I know the realities of working in a lab; people constantly pour out acetonitrile and methanol and other, more toxic solvents, on open benches (x30 chemists x 8 hours/day x 260?days/year X… it adds up!) and not all labs were designed with enough fume hoods/strong enough ventilation, or even supply enough gloves (I was expected to resuse mine in my undergraduate research lab!) or any respiratory protection, and people are hesitant to use them because “it won’t happen to me” and so on. But the longer I worked in that environment, the more worried I got about what kind of crap I was being exposed to. I tend to take lab safety pretty seriously (and safety as a whole, regardless of environment).

Anyways, you know your job, and can better evaluate your exposure and risk, but still… just consider the fact that there is a risk. Cancer is the chemist’s disease and all that!

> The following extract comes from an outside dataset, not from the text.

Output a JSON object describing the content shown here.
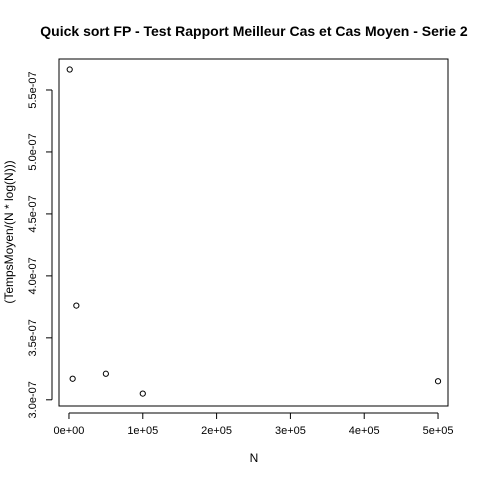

Sorry for the hijack, I didn’t intend to say so much, but now that it’s typed out, I’m posting it anyways!

I took Christopher’s “there’s nothing to worry about” not as “don’t worry about benzene” but more of a “don’t worry about the minute amount of benzene in diet soft drinks” considering it took years of people handling the stuff in a cavalier manner before anyone figured out that it really should be locked up.

Yes, there’s a risk. There’s also a risk from the acrylates in your french fries. The only way not to be exposed to potential carcinogens is to not eat, breathe, or refuel your vehicle.

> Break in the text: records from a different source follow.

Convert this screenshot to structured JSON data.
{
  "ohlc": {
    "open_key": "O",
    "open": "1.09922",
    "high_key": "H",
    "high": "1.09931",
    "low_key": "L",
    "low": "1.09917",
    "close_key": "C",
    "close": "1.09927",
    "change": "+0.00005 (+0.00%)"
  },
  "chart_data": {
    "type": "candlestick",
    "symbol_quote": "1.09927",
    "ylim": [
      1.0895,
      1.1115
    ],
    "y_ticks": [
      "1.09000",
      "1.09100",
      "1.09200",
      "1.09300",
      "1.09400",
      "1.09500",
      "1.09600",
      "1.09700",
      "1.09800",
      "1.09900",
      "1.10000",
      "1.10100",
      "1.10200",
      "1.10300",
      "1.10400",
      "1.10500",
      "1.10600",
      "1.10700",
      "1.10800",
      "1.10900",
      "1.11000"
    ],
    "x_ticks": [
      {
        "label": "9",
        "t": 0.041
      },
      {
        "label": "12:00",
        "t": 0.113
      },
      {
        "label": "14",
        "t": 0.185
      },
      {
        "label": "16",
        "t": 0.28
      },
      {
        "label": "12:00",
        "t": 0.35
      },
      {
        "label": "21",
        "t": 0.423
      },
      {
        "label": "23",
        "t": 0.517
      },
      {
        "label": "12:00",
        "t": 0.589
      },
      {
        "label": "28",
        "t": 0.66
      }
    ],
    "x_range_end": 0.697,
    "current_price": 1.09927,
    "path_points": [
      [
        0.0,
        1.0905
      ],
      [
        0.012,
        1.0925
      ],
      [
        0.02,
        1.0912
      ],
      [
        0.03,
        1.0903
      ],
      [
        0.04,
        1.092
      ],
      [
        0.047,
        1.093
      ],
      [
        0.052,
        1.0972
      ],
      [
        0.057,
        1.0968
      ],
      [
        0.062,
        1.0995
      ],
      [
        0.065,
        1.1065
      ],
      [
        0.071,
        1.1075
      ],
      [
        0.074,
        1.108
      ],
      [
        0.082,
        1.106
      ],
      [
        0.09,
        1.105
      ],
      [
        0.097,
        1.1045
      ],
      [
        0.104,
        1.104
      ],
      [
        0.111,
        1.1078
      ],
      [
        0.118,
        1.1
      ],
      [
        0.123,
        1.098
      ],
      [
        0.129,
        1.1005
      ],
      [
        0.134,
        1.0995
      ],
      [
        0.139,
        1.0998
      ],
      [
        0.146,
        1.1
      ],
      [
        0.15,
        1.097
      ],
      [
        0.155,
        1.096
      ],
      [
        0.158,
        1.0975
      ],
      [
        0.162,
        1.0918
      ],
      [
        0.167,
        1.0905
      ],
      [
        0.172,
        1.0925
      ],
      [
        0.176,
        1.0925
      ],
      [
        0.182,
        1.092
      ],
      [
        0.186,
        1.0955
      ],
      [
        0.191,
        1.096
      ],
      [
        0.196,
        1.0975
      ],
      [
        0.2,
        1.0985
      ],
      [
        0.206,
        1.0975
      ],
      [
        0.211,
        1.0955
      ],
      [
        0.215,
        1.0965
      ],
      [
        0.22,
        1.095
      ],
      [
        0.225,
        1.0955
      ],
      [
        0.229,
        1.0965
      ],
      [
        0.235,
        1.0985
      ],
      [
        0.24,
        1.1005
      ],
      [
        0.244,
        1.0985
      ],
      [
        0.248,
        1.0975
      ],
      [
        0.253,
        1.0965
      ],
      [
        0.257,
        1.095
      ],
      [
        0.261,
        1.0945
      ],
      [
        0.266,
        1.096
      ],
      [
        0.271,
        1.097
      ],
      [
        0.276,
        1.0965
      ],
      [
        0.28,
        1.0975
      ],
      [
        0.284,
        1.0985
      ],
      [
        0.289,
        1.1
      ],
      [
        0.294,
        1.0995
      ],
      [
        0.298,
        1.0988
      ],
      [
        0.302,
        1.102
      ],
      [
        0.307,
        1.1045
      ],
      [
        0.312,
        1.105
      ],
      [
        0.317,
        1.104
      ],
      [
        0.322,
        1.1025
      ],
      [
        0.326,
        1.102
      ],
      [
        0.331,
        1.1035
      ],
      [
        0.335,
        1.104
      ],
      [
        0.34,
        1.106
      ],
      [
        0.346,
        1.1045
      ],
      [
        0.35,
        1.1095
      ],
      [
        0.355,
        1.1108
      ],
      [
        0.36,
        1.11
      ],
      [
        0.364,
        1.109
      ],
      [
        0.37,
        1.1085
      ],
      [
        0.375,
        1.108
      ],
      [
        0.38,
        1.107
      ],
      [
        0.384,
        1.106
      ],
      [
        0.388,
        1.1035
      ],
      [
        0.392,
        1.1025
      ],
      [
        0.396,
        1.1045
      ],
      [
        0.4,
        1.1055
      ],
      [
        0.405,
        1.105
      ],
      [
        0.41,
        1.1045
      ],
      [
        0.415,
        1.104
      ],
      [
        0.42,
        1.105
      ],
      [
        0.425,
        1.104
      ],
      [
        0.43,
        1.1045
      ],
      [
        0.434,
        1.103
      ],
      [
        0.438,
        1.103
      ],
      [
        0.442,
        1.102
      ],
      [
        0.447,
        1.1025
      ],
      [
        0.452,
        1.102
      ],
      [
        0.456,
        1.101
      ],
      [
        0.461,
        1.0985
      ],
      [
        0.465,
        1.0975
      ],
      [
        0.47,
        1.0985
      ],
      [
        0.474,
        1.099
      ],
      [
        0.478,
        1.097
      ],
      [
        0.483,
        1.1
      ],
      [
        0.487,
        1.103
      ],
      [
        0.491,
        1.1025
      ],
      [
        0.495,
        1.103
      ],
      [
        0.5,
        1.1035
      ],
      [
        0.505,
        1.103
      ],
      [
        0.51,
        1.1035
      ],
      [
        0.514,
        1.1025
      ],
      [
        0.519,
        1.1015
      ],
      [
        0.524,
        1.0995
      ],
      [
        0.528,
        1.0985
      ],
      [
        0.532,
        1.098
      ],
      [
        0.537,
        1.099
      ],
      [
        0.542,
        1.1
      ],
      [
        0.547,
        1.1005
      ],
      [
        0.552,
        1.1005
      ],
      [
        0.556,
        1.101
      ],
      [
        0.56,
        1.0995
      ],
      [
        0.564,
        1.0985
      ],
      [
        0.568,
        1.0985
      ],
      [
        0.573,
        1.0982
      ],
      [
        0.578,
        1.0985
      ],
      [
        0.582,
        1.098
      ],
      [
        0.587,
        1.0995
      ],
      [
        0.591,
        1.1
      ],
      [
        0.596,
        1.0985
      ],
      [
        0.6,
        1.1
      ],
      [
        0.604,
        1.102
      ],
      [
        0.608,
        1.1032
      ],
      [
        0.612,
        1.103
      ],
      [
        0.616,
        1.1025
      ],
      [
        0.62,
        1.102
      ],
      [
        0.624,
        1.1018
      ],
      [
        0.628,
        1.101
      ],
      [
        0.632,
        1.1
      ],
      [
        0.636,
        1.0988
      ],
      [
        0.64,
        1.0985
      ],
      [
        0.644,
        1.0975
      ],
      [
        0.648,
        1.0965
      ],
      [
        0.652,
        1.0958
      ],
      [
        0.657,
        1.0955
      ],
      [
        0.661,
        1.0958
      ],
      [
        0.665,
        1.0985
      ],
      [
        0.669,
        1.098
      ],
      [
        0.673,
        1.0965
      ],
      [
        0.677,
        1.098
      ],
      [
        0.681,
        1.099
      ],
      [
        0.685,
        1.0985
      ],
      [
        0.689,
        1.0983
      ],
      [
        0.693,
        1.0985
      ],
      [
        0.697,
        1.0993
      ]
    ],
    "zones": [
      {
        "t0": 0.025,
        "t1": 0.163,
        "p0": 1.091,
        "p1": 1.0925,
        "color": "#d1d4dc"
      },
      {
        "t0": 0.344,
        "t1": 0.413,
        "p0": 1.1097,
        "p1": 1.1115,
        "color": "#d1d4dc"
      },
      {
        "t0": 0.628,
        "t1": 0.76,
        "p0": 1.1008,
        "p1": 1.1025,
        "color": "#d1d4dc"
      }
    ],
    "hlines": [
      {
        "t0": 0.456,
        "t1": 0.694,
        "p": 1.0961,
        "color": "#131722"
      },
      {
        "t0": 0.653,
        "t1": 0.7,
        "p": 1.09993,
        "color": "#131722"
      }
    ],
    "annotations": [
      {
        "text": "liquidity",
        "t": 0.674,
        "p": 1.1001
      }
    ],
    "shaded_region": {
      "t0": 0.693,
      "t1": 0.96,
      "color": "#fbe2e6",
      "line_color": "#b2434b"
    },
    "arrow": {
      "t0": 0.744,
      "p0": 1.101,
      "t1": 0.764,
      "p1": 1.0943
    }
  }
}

I did note that, but the rest of the abstract deals with a survey of foods containing benzene. I tried to get the reference to see if the quoted line cites another study, but we don’t have that journal here.
I think I’m getting smidge too focused on this now…but not focused enough to visit Pitt’s library. Yet.

I’m not cavalier about anything I work with in the lab. Benzene is carcinogenic, and when another solvent will do the same thing I will use it. On the other hand, when you consider the way chemists used benzene for years before they knew about its problems, you would expect that older chemists would be dropping like flies from cancer if you trust the way the media portrays it. People encounter much more potent carcinogens in their daily lives, and they don’t even know about it. Worrying about a couple ppb in your soft drink is loony.

Perhaps, but it is an entirely avoidable thing. There’s not much reason to drink something that may contain up to 14 or 15 times the levels permitted in drinking water when you have other acceptable choices. There’re plenty of soft drinks that don’t have the ingredients associated w/ benzene.